In a book chapter reflecting on the OECD Assessment of Higher Education Learning Outcomes (AHELO) and the Australian Medical Assessment Collaboration (AMAC), co-authors Dr Daniel Edwards and Mr Jacob Pearce state that common assessments of learning outcomes should benefit all stakeholders, including the students completing the assessment.

According to Edwards and Pearce, Principal Research Fellow and Research Fellow respectively at the Australian Council for Educational Research (ACER), the development and dissemination of student-level reporting is not only key to motivating students’ participation, but also an important factor in the overall success of common assessments.

‘The AMAC experience showed that good student reports can substantially increase the impact of assessment,’ they say.

In addition to providing institution-level reports with de-identified benchmarking data, AMAC gave students the opportunity to receive a detailed individual report. Designed to be delivered within a fortnight of taking the test, the report showed how the student performed across the assessment framework, and against de-identified students from their institution and other institutions.
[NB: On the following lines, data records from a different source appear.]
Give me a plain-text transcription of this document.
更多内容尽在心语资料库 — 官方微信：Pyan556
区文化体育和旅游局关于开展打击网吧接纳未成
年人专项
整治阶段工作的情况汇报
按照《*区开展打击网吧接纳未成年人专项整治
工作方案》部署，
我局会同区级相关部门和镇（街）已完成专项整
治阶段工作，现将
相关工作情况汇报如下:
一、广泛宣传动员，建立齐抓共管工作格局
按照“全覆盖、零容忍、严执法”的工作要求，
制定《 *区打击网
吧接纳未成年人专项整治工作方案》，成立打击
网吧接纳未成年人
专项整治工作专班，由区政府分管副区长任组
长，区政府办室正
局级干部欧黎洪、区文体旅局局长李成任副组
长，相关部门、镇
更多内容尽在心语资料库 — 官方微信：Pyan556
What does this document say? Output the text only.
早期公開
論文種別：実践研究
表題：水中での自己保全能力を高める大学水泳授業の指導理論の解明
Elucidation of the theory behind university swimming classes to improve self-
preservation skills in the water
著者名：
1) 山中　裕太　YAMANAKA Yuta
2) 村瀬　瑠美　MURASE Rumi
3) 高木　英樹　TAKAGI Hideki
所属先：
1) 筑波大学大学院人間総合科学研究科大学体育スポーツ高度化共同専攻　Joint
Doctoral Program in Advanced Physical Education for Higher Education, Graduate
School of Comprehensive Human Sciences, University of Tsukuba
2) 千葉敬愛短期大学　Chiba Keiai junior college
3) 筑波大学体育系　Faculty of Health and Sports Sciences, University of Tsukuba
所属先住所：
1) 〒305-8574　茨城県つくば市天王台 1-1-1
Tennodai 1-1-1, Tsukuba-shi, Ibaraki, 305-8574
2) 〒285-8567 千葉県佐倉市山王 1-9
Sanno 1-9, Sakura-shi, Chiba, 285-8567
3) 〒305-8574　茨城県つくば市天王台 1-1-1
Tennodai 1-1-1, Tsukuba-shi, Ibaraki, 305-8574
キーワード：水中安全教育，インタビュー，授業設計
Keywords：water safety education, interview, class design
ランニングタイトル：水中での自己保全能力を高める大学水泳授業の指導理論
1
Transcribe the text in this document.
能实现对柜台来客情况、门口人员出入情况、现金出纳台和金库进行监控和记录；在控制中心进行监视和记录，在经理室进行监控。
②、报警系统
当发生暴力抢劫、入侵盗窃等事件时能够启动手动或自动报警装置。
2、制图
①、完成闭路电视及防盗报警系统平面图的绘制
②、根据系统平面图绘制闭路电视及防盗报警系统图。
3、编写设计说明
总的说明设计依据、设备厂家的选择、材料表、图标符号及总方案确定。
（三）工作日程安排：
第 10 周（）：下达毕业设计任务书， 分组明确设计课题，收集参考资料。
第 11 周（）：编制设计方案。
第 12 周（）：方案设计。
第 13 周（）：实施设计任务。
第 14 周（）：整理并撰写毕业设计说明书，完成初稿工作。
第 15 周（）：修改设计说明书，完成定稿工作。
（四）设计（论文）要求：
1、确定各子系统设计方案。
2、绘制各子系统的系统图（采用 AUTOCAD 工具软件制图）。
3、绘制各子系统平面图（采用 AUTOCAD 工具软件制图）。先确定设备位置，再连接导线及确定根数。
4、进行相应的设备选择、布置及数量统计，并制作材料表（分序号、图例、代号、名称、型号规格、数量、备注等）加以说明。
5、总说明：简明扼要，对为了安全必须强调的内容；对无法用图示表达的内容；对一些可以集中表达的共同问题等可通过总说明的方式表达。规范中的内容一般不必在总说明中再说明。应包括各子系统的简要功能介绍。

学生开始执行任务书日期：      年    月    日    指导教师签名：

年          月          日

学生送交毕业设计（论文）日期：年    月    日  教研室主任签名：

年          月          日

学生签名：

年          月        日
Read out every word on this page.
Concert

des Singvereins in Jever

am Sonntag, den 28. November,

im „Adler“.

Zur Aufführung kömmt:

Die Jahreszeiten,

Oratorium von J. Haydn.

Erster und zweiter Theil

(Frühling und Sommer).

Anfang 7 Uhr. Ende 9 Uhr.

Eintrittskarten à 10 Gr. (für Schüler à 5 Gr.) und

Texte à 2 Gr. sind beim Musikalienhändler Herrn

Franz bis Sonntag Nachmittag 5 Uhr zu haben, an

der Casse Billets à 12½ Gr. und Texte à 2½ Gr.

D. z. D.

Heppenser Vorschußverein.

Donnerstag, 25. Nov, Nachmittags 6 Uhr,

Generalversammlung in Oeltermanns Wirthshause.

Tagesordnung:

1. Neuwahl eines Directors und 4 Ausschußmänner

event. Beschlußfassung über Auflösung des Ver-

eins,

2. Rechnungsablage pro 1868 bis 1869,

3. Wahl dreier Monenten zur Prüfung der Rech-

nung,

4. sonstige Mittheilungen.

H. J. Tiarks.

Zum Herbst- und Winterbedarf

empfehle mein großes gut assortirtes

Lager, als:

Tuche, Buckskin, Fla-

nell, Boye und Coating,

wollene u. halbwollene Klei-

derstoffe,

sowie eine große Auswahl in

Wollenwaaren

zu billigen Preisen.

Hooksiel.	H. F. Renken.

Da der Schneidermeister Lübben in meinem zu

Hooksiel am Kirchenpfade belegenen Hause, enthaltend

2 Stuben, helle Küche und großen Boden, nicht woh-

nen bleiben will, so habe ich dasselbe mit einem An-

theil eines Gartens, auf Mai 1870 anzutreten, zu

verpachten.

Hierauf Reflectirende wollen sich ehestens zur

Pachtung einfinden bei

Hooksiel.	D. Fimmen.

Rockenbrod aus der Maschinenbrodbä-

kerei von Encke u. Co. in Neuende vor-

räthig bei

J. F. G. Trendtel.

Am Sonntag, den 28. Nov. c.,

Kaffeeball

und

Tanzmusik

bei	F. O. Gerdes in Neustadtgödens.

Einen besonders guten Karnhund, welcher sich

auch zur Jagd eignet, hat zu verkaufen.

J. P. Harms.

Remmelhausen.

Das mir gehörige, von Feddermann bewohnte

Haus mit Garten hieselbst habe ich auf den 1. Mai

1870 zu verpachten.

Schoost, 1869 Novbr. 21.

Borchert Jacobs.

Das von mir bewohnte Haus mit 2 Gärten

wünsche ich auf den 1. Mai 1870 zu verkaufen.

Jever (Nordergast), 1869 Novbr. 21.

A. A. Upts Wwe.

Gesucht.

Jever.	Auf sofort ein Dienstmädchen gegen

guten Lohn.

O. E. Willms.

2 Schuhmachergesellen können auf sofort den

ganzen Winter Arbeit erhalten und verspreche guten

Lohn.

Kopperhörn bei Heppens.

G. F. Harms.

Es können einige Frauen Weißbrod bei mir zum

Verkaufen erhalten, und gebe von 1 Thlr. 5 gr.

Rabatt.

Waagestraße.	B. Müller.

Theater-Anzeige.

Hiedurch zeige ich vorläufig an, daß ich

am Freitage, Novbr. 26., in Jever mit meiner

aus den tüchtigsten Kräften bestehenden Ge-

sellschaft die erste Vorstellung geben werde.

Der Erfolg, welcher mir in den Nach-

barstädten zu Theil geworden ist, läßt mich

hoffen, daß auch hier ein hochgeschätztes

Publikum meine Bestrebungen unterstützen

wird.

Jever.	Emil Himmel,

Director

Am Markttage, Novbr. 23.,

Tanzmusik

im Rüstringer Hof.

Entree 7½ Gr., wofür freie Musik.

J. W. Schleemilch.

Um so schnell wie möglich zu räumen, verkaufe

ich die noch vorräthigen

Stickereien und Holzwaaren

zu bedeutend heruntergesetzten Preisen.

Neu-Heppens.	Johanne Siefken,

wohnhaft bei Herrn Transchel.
The reports allowed students to identify potential weaknesses in their knowledge or understanding as they prepared for their final exams. Importantly, these reports were confidential – institutions did not receive identifiable student results.

Edwards and Pearce note that student-level reports offer students an incentive to participate that other incentives, such as cash or prizes, do not provide.

Feedback indicated that, overall, students appreciated the benefits AMAC offered them in the final stages of their degree.

This experience was in contrast to that of AHELO, in which a rotated assessment design meant that student-level reporting was not feasible. Edwards and Pearce note that many institutions reported the lack of specific feedback for students as ‘a defining factor in the general apathy towards participation’ in AHELO in Australia.

‘The lesson here for future developments of outcomes assessments is to ensure dissemination options that benefit all stakeholders –  institutions, researchers, perhaps governments or quality authorities and students,’ Edwards and Pearce write.

‘The assessment design phase of such a project should include careful consideration, not only of the item types, competencies and frameworks being utilised in testing, but also in the types of output that are going to be most beneficial for achieving the aims of improving educational outcomes.’

Further information:
This article is based on the book chapter ‘Outcomes assessment in practice: Reflections on Australian implementations’, by Daniel Edwards and Jacob Pearce, published in Volume Six of Higher Education Learning Outcomes Assessment: International Perspectives.